Saturday, 22 March 2025

Work stories: 1978

 "Little old Lady from Calgary-a" [Previous ¦ Next]

As a student I took a computer course, just to please my teaching supervisor! The University of Calgary Computer Science Department has a bank of mainframes, complete with deck readers, card punchers, shelves for computer printouts, and a scheduling board to book your time (only hockey rinks were booked later at 2AM) on a time share system using JCL (job control language). I believe it was an IBM mainframe, or perhaps a DEC VAX, but its claim to fame was this: Jim Gosling broke into the system just to prove to Comp. Sci. that he was worthy of empolyment there, and the rest as they say is history (hint: he started Java and went onto Sun Microsystems, like many a Canadian export).

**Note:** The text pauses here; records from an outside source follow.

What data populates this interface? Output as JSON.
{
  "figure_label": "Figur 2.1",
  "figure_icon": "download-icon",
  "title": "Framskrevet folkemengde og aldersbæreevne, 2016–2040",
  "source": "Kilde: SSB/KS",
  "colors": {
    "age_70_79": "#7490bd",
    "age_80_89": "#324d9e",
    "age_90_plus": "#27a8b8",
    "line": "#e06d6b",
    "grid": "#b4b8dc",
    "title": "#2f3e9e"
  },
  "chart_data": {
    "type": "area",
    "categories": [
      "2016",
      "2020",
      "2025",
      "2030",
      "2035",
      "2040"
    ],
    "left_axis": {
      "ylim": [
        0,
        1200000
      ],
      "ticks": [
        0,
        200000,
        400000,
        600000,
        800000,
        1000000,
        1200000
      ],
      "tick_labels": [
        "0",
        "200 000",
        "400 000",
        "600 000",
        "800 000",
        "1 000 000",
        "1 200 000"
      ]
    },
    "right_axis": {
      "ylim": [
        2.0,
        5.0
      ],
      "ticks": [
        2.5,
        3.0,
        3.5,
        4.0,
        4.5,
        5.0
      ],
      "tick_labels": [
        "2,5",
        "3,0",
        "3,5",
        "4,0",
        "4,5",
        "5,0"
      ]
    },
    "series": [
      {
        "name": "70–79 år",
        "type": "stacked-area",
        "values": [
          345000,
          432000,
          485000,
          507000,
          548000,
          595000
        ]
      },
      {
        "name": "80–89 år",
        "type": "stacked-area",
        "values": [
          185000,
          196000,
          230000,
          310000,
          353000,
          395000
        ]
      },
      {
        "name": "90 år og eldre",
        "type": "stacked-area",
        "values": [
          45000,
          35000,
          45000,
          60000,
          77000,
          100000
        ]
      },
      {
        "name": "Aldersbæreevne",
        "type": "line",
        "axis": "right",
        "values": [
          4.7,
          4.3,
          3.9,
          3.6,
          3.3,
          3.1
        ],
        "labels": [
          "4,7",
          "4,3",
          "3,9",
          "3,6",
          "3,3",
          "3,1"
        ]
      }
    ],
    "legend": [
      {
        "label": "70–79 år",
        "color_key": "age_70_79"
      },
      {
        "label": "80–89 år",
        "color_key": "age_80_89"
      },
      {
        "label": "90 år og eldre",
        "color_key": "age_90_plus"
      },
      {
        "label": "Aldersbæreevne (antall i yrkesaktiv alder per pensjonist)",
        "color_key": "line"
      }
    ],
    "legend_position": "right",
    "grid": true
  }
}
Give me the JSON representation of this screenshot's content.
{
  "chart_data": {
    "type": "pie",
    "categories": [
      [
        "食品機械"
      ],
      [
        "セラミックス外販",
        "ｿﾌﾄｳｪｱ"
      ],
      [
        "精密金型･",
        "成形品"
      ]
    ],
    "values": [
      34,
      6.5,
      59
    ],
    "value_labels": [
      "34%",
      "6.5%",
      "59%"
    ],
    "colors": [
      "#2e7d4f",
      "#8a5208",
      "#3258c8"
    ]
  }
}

So the final project on my Comp. Sci. 101 class was to simulate a skin disease by having noughts and ones eat each other according to certain rules across a virtual flatscape (think Flatland and the Game of Life, you can google it). But try as I may I couldn't get the @#$%^&* program to work! So I go see my TA the Friday it was due, and he said to stew over it over the weekend and come in on Monday to tell him the result. So on Sunday night I hoof it over to the lab, as that was the only free time slot to run jobs iteratively until they worked. So I stood beside this little old lady by the card punch, and guess what? She was cussing about these letter O's and number Zero's that are indistinguishable to her poor eyesight (don't ask me what a retiree was doing punching cards, it takes all sorts I guess). Bingo! I realised I was careless in my Os and 0s (see it you can tell which is which just there LOL), corrected my code and voila! the printouts were ready in a flash and my TA was happy Monday morning. To say the a little old lady saved my belief in computers is a understatement.